The term ‘organic gardening’ is now in use today more than ever. J. I. Rodale understood the relationship between the soil and healthy plants but Thomas Jefferson made the connection long before that. And, although everyone gardened ‘organically’ back then, he was a pioneer using his garden as a laboratory.
Joe and Patti visit Jefferson’s Charlottesville home, Monticello, to speak with the undisputed authority on Thomas Jefferson’s gardening practices, Peter Hatch. He is the Director of Gardens and Grounds for the Monticello estate.
The 1,000-foot kitchen garden at Monticello, is legendary for the variety and scale of its vegetable production. Growing more than 330 vegetables and 170 varieties of fruit, many of the procedures and practices Jefferson observed and recorded are still in use today as sustainable organic gardening methods.
About to retire from the Presidency in 1809, he was intent on having a garden at his estate. It took three years for seven slaves he had hired from a Fredericksburg, Va. farmer to carve out the garden on the southern slope of Monticello Mountain. Below the massive stone retaining wall is a fruit orchard.
As a testament to his gardening acumen proper siting of the garden high on the sunny slope allowed Jefferson to garden late into the season. Cold air flowed down the mountainside into the valley below while warm air rose to protect the orchard and garden from damaging frosts. Each winter heavy applications of manure enriched the soil for future plantings. Important principles for today’s gardeners.
Jefferson collected seeds from everywhere he traveled, experimenting extensively at his garden site and was never afraid of failure. He was active in the gardening process, sowing seeds himself and keeping meticulous records. According to Mr. Hatch he was certainly one of the first “foodies” in America and probably the first “gardener”.

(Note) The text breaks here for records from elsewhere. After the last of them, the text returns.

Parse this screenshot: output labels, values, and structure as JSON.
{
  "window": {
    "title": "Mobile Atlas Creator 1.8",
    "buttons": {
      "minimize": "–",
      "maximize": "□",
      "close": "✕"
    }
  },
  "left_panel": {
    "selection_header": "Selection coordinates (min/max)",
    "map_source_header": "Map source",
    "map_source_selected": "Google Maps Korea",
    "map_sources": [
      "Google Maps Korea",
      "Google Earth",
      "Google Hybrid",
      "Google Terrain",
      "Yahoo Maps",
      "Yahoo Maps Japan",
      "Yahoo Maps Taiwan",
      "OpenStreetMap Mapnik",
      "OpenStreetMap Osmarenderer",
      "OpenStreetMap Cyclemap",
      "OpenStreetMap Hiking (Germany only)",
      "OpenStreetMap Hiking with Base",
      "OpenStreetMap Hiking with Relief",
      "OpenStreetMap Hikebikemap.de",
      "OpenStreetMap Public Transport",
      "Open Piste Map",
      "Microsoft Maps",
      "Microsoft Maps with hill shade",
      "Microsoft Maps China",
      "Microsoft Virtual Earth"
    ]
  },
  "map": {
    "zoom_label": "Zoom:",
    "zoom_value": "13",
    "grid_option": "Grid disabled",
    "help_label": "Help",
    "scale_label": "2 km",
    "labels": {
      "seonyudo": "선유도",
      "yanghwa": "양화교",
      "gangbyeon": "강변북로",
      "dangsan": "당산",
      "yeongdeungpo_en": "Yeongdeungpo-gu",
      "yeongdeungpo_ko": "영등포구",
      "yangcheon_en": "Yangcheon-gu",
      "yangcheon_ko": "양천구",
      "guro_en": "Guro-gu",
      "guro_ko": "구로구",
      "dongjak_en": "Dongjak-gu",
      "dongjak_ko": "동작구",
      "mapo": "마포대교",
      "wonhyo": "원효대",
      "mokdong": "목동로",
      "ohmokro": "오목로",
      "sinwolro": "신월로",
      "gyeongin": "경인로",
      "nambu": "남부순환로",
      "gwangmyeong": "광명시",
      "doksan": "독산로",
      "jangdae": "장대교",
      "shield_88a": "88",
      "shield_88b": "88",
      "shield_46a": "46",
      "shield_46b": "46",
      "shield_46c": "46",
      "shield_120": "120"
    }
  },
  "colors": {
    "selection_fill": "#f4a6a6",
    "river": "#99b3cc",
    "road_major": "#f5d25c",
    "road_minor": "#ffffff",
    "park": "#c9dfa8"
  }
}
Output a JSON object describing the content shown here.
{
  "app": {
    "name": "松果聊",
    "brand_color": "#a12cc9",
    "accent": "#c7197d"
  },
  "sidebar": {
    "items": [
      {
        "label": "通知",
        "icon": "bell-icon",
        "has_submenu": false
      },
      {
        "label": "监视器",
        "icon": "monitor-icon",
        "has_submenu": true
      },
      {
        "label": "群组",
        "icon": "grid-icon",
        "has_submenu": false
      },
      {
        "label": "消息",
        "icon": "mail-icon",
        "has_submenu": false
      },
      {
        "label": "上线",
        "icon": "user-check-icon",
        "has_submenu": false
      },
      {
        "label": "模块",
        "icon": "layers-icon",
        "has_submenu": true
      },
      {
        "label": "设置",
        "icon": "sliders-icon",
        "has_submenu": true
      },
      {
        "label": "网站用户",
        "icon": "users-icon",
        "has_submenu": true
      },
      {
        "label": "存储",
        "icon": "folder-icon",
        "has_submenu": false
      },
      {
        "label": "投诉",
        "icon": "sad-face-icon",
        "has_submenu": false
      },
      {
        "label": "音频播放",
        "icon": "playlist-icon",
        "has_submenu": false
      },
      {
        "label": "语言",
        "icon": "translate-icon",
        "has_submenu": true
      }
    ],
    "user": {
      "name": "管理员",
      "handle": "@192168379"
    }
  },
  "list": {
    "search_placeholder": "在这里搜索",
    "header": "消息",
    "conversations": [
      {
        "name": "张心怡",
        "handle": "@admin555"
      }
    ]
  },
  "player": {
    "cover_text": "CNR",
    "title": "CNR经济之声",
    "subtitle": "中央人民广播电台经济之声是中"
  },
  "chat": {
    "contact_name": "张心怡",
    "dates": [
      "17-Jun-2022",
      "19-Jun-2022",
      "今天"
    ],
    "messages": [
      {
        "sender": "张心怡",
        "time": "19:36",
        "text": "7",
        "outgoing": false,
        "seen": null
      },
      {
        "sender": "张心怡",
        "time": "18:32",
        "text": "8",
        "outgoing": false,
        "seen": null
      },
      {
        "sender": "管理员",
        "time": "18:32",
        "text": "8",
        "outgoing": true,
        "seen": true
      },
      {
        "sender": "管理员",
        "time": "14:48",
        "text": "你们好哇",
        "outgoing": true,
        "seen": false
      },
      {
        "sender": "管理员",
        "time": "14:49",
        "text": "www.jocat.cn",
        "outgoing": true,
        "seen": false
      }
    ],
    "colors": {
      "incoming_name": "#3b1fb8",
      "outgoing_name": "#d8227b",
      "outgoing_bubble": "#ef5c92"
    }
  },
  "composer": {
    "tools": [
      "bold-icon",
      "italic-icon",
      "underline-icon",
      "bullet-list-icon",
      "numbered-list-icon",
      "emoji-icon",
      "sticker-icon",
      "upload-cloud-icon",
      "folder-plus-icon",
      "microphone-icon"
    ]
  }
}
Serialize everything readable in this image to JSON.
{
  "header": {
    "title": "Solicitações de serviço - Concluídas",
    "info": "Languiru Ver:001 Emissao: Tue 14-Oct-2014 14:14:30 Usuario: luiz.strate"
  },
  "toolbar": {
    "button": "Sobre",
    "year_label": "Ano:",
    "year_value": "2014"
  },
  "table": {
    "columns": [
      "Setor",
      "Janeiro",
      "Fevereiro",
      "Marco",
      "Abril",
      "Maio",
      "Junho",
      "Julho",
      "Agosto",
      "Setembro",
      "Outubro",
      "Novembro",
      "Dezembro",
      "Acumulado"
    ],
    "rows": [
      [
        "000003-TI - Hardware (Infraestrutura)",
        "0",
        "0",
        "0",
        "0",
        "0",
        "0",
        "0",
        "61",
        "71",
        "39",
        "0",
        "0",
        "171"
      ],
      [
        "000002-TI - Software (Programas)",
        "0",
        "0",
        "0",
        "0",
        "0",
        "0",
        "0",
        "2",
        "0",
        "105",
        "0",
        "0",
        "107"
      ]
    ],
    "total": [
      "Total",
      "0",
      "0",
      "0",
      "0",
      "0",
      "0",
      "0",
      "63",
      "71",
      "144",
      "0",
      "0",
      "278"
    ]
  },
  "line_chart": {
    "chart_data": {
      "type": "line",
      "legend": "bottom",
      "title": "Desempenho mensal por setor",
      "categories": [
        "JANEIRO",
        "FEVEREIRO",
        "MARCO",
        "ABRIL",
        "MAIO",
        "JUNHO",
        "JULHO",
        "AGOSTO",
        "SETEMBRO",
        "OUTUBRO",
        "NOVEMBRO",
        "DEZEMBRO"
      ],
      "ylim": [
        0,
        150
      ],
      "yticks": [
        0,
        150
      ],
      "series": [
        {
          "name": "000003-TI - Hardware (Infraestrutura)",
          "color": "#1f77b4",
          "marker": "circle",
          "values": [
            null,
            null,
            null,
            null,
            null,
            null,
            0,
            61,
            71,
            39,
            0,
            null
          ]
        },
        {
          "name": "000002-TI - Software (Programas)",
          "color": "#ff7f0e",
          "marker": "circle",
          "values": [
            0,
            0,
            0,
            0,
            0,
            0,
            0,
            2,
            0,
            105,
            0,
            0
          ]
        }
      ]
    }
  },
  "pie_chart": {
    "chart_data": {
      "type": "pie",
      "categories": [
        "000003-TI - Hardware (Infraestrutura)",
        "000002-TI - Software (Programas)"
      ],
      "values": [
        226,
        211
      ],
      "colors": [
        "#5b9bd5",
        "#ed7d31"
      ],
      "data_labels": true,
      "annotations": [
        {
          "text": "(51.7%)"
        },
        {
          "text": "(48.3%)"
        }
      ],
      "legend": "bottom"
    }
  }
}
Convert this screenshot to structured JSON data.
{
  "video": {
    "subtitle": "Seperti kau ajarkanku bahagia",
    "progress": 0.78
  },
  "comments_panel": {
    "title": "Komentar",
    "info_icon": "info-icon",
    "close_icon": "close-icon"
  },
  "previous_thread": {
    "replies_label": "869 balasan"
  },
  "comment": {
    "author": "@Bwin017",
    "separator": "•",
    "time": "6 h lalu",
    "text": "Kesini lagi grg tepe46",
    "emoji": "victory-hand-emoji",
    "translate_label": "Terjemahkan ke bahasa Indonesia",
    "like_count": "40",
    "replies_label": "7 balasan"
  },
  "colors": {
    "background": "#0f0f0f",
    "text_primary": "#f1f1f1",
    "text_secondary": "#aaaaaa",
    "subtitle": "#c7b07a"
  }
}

“No occupation is so delightful to me as the culture of the earth, and no culture comparable to that of the garden…But though an old man, I am but a young gardener.” (Jefferson to Charles W. Peale, August 20, 1811. Lipscomb, Andrew A. and Albert Ellery Bergh, ed. The Writings of Thomas Jefferson, Volume 13. Washington D.C.: Issued under the auspices of the Thomas Jefferson Memorial Association of the United States, 1903-04, p. 79.)
Next we meet Pat Brodowski, Monticello’s Head Gardener as she talks with Patti about the early influences on Jefferson’s gardening. He was mostly influenced by Greek and Roman literature and in particular Roman agricultural methods. She and Patti plant basil in a classic staggered Roman diamond pattern known as a quincunx.
Joe and Pat discuss and demonstrate how to save lettuce seed. Most of us never see a lettuce plant in flower, but Jefferson would allow some plants to flower so he could use and share the seeds each year. As Pat explains, he would plant a thimble full of lettuce seeds each Monday April through October, so he would have fresh lettuce daily.
And one of Jefferson’s favorite vegetables was peas. He would record every detail of when they were planted, when they sprouted, flowered, set pods and most importantly when they came ‘to table’. Chef Nathan Lyon uses this favorite in a delicious and easy stir-fry.